BATON ROUGE, La. -- Heavy trucks and their works crews have begun hauling away mounds of moldy carpet, warped flooring and water-damaged furniture as south Louisiana digs out from flooding the governor estimated Tuesday had wrecked more than 100,000 homes.
Piles of debris stretched for miles in some parishes, with the inside of homes torn up and deposited on their front lawns, the mildewed stench wafting through neighborhoods.
"It's going to take months, if not over a year, to get the debris up," said Jr. Shelton, the mayor of Central, a suburb of Baton Rouge that is one of the hardest-hit communities from the catastrophic flooding.
Of Central's 27,000 residents, Shelton said 25,000 of them were affected by the flooding.
He said 90 percent of the homes had major damage, including many that are total losses.
Shelton described entire subdivisions as "decimated."
"I don't mean a few inches of water in their house. I mean 2 feet of water or more. Most were 4 or 5 or 6 feet of water. When you get above the counters, you've lost everything. What's absolutely heart-wrenching to me as a mayor is to see my citizens' lives laying on those streets in front of their houses," he said.
President Barack Obama visited the region Tuesday, pledging to the state's residents: "You're not alone on this."
His visit drew praise for drawing national attention to the disaster but also criticism from some quarters it was too long in coming.
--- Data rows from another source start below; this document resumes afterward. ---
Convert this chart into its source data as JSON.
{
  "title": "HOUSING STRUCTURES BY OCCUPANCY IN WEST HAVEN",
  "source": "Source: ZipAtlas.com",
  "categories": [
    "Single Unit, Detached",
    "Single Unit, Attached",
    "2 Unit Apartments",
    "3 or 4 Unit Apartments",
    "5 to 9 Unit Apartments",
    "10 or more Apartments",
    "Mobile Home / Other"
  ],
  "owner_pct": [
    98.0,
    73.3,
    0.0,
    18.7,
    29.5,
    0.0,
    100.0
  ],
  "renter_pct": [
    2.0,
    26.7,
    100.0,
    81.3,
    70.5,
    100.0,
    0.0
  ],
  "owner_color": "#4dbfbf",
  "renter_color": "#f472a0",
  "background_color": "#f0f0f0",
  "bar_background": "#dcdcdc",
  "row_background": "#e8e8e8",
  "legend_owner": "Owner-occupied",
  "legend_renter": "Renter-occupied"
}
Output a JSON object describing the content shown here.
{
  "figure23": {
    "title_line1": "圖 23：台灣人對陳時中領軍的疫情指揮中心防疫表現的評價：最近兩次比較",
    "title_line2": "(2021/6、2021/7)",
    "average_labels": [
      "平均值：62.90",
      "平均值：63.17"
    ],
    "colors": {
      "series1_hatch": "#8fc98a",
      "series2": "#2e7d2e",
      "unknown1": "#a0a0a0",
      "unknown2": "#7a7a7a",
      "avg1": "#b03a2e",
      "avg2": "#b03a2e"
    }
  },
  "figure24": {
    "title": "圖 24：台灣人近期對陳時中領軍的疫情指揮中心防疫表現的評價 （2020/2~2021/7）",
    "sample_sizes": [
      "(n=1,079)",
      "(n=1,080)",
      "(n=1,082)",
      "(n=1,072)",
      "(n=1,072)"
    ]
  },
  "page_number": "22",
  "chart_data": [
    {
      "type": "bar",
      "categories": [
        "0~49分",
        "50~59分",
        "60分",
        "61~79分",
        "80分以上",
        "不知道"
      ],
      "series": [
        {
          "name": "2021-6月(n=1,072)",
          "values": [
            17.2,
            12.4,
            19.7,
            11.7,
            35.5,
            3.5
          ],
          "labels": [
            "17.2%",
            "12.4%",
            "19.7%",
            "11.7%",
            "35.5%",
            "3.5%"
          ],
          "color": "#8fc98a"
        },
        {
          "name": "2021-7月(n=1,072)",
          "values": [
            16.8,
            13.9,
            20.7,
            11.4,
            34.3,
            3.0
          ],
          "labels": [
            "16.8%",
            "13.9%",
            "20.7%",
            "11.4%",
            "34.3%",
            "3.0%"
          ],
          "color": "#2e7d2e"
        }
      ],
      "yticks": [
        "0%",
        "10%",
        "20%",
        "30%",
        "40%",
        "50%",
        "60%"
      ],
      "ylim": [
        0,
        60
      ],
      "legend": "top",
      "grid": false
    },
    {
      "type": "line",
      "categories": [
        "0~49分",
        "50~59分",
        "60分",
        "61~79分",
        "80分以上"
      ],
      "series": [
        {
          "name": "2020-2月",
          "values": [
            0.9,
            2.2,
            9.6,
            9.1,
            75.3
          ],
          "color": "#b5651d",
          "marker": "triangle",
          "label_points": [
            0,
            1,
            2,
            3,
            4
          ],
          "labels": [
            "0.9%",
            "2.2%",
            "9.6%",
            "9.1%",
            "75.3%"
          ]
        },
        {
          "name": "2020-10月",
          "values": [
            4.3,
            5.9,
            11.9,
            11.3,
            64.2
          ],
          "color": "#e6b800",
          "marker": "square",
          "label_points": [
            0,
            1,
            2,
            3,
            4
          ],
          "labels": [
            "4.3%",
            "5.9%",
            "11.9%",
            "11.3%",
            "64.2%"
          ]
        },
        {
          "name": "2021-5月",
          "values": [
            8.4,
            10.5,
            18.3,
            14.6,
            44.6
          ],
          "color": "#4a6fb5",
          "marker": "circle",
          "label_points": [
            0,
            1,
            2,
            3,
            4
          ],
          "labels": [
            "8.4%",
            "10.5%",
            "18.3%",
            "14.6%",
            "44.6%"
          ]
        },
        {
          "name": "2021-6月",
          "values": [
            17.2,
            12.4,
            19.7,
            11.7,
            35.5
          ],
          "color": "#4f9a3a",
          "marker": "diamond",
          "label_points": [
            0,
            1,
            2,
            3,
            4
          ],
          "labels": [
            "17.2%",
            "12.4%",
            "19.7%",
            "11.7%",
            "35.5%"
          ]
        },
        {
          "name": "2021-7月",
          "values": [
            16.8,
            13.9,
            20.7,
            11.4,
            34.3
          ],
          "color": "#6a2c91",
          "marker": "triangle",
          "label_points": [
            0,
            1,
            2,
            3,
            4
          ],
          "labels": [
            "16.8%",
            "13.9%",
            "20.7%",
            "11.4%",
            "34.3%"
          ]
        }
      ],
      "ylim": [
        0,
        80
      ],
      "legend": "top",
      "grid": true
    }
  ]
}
A storm that began Aug. 12 dumped as much as 24 inches of rain in two days over areas, blamed for at least 13 deaths and widespread damage that displaced thousands from their homes.
About 2,500 people remained in shelters after flooding that has been described as the worst disaster since Superstorm Sandy in 2012.
Gov. John Bel Edwards estimated the flooding has ravaged "well over 100,000 homes" across south Louisiana, as he asked Obama for additional federal aid and a reduction in the state's share of response costs.
In a letter he presented to Obama outlining a list of disaster-assistance requests, the governor described the people of Louisiana as "strong and resilient."
But he added the severity of the flood "is testing our spirit in ways we have not seen since the challenges posed by Hurricane Katrina" in 2005.
As contractors continue to scoop up the water-logged debris left behind by the storm, the Federal Emergency Management Agency said more than 110,000 people have applied for federal aid, and more than $107 million has been approved in grants so far.
The money is paying for temporary rental assistance, home repairs and other disaster relief.
Many people with damage from the flooding didn't have flood insurance, making recovery more difficult.
In many instances, residents said such coverage wasn't required because they didn't live in a designated flood zone.